Updated On: 25 August, 2024 08:45 AM IST | Mumbai | Debjani Paul
A new documentary highlights how the Parsi community that once put India on the cricketing map, is disappearing from the field as fewer youngsters step up to the crease

Farokh Engineer, visiting Mumbai from the UK, recounts the glory days of Parsi cricket at the Parsee Gymkhana at Marine Lines during a visit last Friday. Pic/Ashish Raje
As Farokh Engineer, one of India’s cricketing greats, steps into Parsee Gymkhana on Friday afternoon, the sea-facing club bears a near deserted look, with just a handful of youngsters in whites playing at the nets. And it’s not just the club from where the Parsis have gone missing. From a community that pioneered the sport’s growth in the country, Parsis have been slowly disappearing from the sport over the last few decades. Ironically, even Parsee Gymkhana’s own team, which figures in the ‘A’ division of the famous Kanga League, features not a single Parsi player.

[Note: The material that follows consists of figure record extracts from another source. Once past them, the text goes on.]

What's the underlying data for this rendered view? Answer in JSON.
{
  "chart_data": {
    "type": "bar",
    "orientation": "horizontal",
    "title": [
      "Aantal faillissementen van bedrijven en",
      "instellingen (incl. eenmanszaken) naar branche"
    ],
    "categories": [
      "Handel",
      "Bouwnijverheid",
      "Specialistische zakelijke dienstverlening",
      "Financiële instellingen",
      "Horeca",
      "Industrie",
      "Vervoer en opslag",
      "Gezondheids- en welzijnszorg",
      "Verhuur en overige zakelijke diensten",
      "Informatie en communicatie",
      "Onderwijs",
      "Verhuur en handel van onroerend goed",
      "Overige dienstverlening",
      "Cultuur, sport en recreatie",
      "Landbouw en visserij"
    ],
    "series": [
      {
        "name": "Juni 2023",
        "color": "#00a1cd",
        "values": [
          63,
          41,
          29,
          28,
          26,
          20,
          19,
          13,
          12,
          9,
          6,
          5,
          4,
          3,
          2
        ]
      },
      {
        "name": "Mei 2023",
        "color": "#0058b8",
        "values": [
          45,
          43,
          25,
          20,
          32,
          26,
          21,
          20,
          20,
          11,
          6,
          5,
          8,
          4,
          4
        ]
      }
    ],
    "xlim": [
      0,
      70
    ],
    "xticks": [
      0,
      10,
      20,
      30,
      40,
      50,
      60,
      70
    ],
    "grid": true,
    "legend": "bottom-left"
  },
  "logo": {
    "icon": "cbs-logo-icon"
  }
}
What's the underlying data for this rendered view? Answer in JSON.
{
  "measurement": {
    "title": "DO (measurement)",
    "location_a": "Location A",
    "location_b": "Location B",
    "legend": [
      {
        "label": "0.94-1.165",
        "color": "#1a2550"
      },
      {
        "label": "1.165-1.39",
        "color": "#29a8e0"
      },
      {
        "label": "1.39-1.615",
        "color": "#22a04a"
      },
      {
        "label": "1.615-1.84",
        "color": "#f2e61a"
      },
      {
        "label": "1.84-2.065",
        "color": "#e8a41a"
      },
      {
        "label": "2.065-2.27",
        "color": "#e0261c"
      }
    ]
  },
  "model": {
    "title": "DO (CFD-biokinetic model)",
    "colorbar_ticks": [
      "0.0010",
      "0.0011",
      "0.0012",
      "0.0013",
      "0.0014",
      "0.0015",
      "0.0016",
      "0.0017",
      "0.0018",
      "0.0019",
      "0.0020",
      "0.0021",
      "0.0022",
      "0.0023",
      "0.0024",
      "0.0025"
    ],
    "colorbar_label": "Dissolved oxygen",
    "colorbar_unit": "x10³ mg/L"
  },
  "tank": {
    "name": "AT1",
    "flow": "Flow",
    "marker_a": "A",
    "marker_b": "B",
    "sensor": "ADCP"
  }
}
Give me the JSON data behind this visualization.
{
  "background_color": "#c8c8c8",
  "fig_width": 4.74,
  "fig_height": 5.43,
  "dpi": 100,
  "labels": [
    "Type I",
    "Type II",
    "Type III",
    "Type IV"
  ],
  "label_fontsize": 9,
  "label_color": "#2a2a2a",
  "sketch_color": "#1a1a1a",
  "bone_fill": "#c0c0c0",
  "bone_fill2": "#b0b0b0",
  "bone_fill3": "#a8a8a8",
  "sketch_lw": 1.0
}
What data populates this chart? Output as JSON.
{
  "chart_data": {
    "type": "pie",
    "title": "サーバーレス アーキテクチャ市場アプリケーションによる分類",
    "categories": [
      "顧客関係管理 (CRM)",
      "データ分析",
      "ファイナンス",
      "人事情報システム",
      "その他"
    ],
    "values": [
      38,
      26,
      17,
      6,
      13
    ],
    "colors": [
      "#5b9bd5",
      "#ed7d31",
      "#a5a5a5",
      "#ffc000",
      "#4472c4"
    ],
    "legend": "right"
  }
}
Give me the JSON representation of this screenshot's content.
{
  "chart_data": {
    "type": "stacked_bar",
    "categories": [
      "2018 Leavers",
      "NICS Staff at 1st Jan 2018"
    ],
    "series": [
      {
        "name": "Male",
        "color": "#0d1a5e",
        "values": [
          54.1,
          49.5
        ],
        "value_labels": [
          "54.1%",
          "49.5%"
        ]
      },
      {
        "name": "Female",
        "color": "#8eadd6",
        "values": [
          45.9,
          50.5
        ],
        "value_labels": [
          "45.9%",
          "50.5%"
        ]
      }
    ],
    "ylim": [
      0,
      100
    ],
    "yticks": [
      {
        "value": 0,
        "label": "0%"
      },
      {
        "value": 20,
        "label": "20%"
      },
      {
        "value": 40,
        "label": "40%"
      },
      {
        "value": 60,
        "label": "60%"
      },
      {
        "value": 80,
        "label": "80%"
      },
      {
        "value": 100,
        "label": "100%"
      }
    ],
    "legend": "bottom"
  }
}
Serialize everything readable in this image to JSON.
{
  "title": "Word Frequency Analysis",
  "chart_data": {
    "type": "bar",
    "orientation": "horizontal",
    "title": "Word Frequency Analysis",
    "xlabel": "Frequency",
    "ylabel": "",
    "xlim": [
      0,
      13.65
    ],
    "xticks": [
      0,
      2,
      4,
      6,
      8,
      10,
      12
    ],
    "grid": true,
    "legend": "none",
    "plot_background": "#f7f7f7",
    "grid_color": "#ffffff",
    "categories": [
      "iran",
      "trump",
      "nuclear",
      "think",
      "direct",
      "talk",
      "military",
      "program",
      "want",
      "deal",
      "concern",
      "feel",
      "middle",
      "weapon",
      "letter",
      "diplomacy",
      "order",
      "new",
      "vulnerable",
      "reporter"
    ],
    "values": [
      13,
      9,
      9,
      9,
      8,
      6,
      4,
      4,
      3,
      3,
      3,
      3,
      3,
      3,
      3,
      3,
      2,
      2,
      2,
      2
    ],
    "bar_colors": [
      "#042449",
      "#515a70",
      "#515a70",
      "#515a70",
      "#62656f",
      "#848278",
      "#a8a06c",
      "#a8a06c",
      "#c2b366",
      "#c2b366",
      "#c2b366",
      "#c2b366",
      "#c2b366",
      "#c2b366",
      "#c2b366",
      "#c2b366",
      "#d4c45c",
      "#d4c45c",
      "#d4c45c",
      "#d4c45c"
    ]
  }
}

Few feel this absence as keenly as 86-year-old Engineer, who hails from the glory days of Parsi cricket, when the community had contributed not one, but four of the 11 players in the Indian Test team during the 1961-62 tour of West Indies—Nari Contractor, Polly Umrigar, Rusi Surti and Engineer, all giants of the game. Engineer remains the last Parsi to have played for India in men’s cricket.